Depuis le début de l’année, près de 40 000 migrants guatémaltèques ont été expulsés des États-Unis, une augmentation de plus de 80 % par rapport à l’année précédente. Quelle vie attend les deportados une fois de retour au pays ? Notre collaboratrice est allée à leur rencontre. Un dossier de notre collaboratrice Cécile Debarge

Guatemala

« Revenir ici, pour nous, c’est  Ground Zero »

Chaque jour, des centaines de personnes débarquent à l’aéroport militaire de Ciudad de Guatemala après avoir été expulsées des États-Unis. Certaines d’entre elles, l’air un peu perdu, retournent dans un pays qu’elles ont à peine connu. Comment reconstruiront-elles leur vie ?

Ciudad de Guatemala, — Guatemala — Sur l’écran de son ordinateur, Ramón René Francisco Díaz suit attentivement les mots qui s’affichent en anglais. Aussi vite que possible, il les recopie. La sanction est immédiate : vert pour une dactylographie impeccable, rouge à chaque faute de frappe. « Il faut écrire au moins 30 mots par minute pour intégrer un centre d’appels », explique cet ancien aide-photographe.

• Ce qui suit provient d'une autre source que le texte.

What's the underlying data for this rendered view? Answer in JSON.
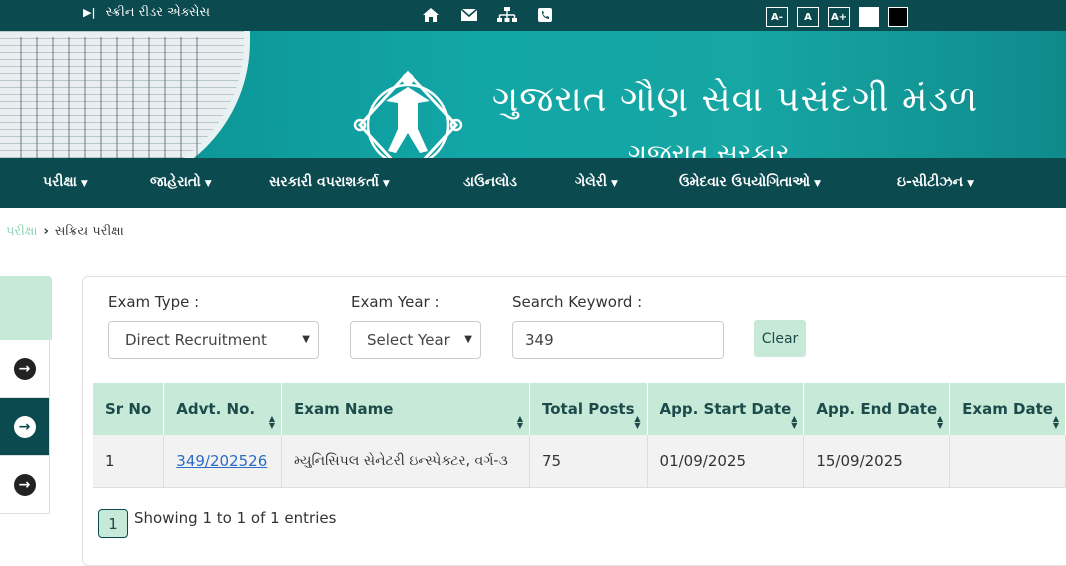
{
  "topbar": {
    "screen_reader": "સ્ક્રીન રીડર એક્સેસ",
    "font_small": "A-",
    "font_normal": "A",
    "font_large": "A+"
  },
  "banner": {
    "title": "ગુજરાત ગૌણ સેવા પસંદગી મંડળ",
    "subtitle": "ગુજરાત સરકાર"
  },
  "nav": {
    "items": [
      "પરીક્ષા",
      "જાહેરાતો",
      "સરકારી વપરાશકર્તા",
      "ડાઉનલોડ",
      "ગેલેરી",
      "ઉમેદવાર ઉપયોગિતાઓ",
      "ઇ-સીટીઝન"
    ]
  },
  "breadcrumb": {
    "parent": "પરીક્ષા",
    "current": "સક્રિય પરીક્ષા"
  },
  "filters": {
    "exam_type_label": "Exam Type :",
    "exam_type_value": "Direct Recruitment",
    "exam_year_label": "Exam Year :",
    "exam_year_value": "Select Year",
    "search_label": "Search Keyword :",
    "search_value": "349",
    "clear_label": "Clear"
  },
  "table": {
    "headers": [
      "Sr No",
      "Advt. No.",
      "Exam Name",
      "Total Posts",
      "App. Start Date",
      "App. End Date",
      "Exam Date"
    ],
    "rows": [
      [
        "1",
        "349/202526",
        "મ્યુનિસિપલ સેનેટરી ઇન્સ્પેક્ટર, વર્ગ-૩",
        "75",
        "01/09/2025",
        "15/09/2025",
        ""
      ]
    ]
  },
  "pagination": {
    "page": "1",
    "info": "Showing 1 to 1 of 1 entries"
  },
  "colors": {
    "primary": "#0b4a4f",
    "accent": "#c6ead7",
    "link": "#2b6cc4"
  }
}
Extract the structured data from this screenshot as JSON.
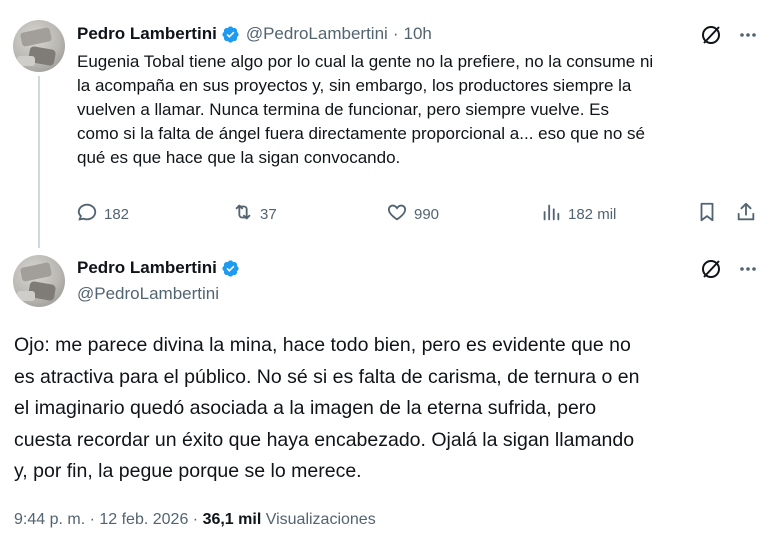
{
  "colors": {
    "verified_blue": "#1d9bf0",
    "secondary_text": "#536471",
    "primary_text": "#0f1419"
  },
  "tweet1": {
    "author_name": "Pedro Lambertini",
    "handle": "@PedroLambertini",
    "separator": "·",
    "time": "10h",
    "text": "Eugenia Tobal tiene algo por lo cual la gente no la prefiere, no la consume ni\nla acompaña en sus proyectos y, sin embargo, los productores siempre la\nvuelven a llamar. Nunca termina de funcionar, pero siempre vuelve. Es\ncomo si la falta de ángel fuera directamente proporcional a... eso que no sé\nqué es que hace que la sigan convocando.",
    "replies": "182",
    "reposts": "37",
    "likes": "990",
    "views": "182 mil",
    "icons": [
      "grok-icon",
      "more-icon",
      "reply-icon",
      "repost-icon",
      "like-icon",
      "views-icon",
      "bookmark-icon",
      "share-icon"
    ]
  },
  "tweet2": {
    "author_name": "Pedro Lambertini",
    "handle": "@PedroLambertini",
    "text": "Ojo: me parece divina la mina, hace todo bien, pero es evidente que no\nes atractiva para el público. No sé si es falta de carisma, de ternura o en\nel imaginario quedó asociada a la imagen de la eterna sufrida, pero\ncuesta recordar un éxito que haya encabezado. Ojalá la sigan llamando\ny, por fin, la pegue porque se lo merece.",
    "timestamp": "9:44 p. m. · 12 feb. 2026 · ",
    "view_count": "36,1 mil",
    "view_label": " Visualizaciones"
  }
}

Ce matin-là, dans les locaux de Te Conecta, ils sont trois hommes, comme lui, à se former à la dactylographie dans l’espoir de décrocher rapidement un travail. Tous sont des deportados, des migrants guatémaltèques de retour au pays après avoir été expulsés des États-Unis ou, plus rarement, du Mexique.

« Je n’avais aucune idée de ce qui m’attendait »

Au septième étage d’une tour ultramoderne, la petite association est la seule à les accompagner dans leur recherche d’emploi. « Quand j’ai mis les pieds ici, je n’avais aucune idée de ce qui m’attendait », se souvient Ramón René Francisco Díaz. « Revenir ici, pour nous, c’est Ground Zero. »

Deux mois tout juste après son retour forcé des États-Unis, ce Guatémaltèque de 26 ans n’a pas encore tout à fait apprivoisé sa nouvelle vie. Originaire de Santa Cruz Barillas, dans la province de Huehuetenango, non loin de la frontière mexicaine, il a passé plus de 24 ans aux États-Unis.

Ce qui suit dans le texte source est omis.